IoT was also discussed by Yotam Gutman, marketing director at SentinelOne, a computer and network security firm, who shared an article on Nokia’s latest threat intelligence report that revealed the accelerated rate of cyberattacks with increasing IoT adoption. According to the article, Windows PC’s recorded the highest infection rate of 38.9%, followed by 32.7% of the IoT devices on mobile networks, up from 16.2% in 2019, the article highlighted.

5. Cloud – 470 mentions

Pandemic-induced shift towards cloud-based cybersecurity and zero trust architectures, the launch of software-as-a-service (SaaS)-based suites for cybersecurity across endpoints, cloud and web, and cloud environment complexity having surpassed human ability to manage, were popularly discussed in Q4 2020. Jane Frankland, a cybersecurity executive, discussed the importance of organisations adopting security standards that build security in right from the start and carefully monitor vulnerabilities.

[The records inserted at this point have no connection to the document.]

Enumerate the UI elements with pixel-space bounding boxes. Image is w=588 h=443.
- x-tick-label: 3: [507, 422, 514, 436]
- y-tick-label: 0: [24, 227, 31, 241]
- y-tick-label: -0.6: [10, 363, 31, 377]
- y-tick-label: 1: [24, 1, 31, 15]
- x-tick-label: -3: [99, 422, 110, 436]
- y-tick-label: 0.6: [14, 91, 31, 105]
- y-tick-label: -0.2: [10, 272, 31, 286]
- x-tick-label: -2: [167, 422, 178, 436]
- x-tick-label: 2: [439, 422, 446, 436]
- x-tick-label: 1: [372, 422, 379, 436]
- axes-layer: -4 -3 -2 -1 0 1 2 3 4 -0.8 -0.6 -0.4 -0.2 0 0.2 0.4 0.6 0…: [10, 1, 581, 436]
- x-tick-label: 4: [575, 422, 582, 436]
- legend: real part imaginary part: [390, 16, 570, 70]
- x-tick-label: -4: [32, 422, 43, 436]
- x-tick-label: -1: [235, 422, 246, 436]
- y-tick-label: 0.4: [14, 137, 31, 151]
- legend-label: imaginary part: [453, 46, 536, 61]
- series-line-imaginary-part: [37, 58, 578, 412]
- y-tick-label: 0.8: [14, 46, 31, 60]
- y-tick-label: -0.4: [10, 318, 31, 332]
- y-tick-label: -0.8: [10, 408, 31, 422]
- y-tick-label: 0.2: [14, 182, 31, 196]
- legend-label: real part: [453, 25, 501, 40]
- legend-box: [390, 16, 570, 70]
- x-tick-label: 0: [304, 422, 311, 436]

As the pandemic has accelerated a shift to cloud-based cyber-security and zero trust architectures, it is crucial for organisations to include zero trust in the design of the new cloud infrastructure to track users’ access to information within an organisation, the discussion revealed.

Cloud was discussed by Sean Harris about McAfee releasing SaaS suites to protect and simplify digital transformation with the help of the MVISION portfolio for customers adopting a cloud first stance and requiring simple device-to-cloud protection. The McAfee Device-to-Cloud suites offers end-to-end protection for modern environments, the article detailed.

The term was also discussed by Neira Jones, a payment and information security expert, on how 63% of chief information officers (CIOs) stated that the complexity in the cloud environment has exceeded human’s ability to manage it. The article details how the need for digital transformation has pressurised digital teams, while as much as $4.8m have been spent every year by nearly half of the IR and cloud operations teams. About 74% of the CIOs further believe that the accelerated use of cloud-native technologies will put humans under extreme pressure in the years ahead.